Mexico boasts preparedness in hijacking
While Wednesday's stand-off may have heightened safety concerns, it revealed little in the way of lax security practices.
Is Mexico safe?
Sometimes it seems like a resounding "no." Wednesday's hijacking here comes on top of a US travel advisory warning of "large firefights," drug traffickers with a penchant for beheading, and a year of headlines ranging from a grenade explosion in a public plaza to a state-wide, police station shootout.
The hijacking – from the American-friendly resort town of Cancun, no less – significantly heightened the perception of danger, but revealed little in the way of lax security – at the airport or otherwise – in Mexico. While Mexico has experienced many episodes that provoked questions about its safety, Wednesday's dramatic stand-off will not be one of them, many say.

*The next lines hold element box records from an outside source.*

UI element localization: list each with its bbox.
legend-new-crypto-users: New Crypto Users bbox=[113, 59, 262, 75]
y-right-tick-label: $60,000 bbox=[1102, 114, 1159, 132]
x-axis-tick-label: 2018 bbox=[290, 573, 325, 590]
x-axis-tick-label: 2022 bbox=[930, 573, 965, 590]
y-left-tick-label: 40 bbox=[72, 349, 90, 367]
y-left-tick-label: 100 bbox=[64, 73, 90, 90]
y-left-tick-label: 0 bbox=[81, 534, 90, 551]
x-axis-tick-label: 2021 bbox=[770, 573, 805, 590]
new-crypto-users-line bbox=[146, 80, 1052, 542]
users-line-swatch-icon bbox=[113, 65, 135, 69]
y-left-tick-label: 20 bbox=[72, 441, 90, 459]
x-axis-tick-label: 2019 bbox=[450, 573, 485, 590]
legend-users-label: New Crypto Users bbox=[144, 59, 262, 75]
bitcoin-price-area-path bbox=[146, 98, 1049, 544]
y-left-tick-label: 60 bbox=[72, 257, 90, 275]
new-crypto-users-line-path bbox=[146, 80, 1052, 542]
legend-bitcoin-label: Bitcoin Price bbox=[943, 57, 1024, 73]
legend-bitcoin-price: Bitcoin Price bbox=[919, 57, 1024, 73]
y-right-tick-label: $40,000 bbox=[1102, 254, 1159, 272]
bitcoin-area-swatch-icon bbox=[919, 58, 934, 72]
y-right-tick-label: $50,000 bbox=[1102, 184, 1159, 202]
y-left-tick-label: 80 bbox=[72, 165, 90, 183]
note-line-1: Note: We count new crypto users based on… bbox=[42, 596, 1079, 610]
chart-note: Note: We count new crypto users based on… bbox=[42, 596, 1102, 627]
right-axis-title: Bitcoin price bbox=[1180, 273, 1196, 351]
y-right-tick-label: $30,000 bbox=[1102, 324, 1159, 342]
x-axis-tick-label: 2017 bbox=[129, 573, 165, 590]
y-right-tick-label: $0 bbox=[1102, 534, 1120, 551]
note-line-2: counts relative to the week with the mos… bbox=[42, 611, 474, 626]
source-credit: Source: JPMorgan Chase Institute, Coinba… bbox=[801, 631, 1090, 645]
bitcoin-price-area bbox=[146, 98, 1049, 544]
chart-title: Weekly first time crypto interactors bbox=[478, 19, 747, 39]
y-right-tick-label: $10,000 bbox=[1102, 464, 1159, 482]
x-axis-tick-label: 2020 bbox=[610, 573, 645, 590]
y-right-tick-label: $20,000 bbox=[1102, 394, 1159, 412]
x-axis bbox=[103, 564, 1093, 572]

"This is going to be inconsequential – ultimately a non-event," says Stephen Meiners, a Latin America analyst at the global intelligence company Stratfor. "[The hijacker] didn't manage to breach the cockpit, no one seemed to be scared, he did not get any kind of weapons on board. He was never a risk to anyone on the plane."
Hijacker motivated by religion
The hijacker, a Bolivian national named José Flores, appears to have been working alone. He was neither motivated by money nor politics, but a religious zeal that he said inspired him to threaten to blow up the Aeromexico jetliner if Mexican President Felipe Calderón did not speak with him.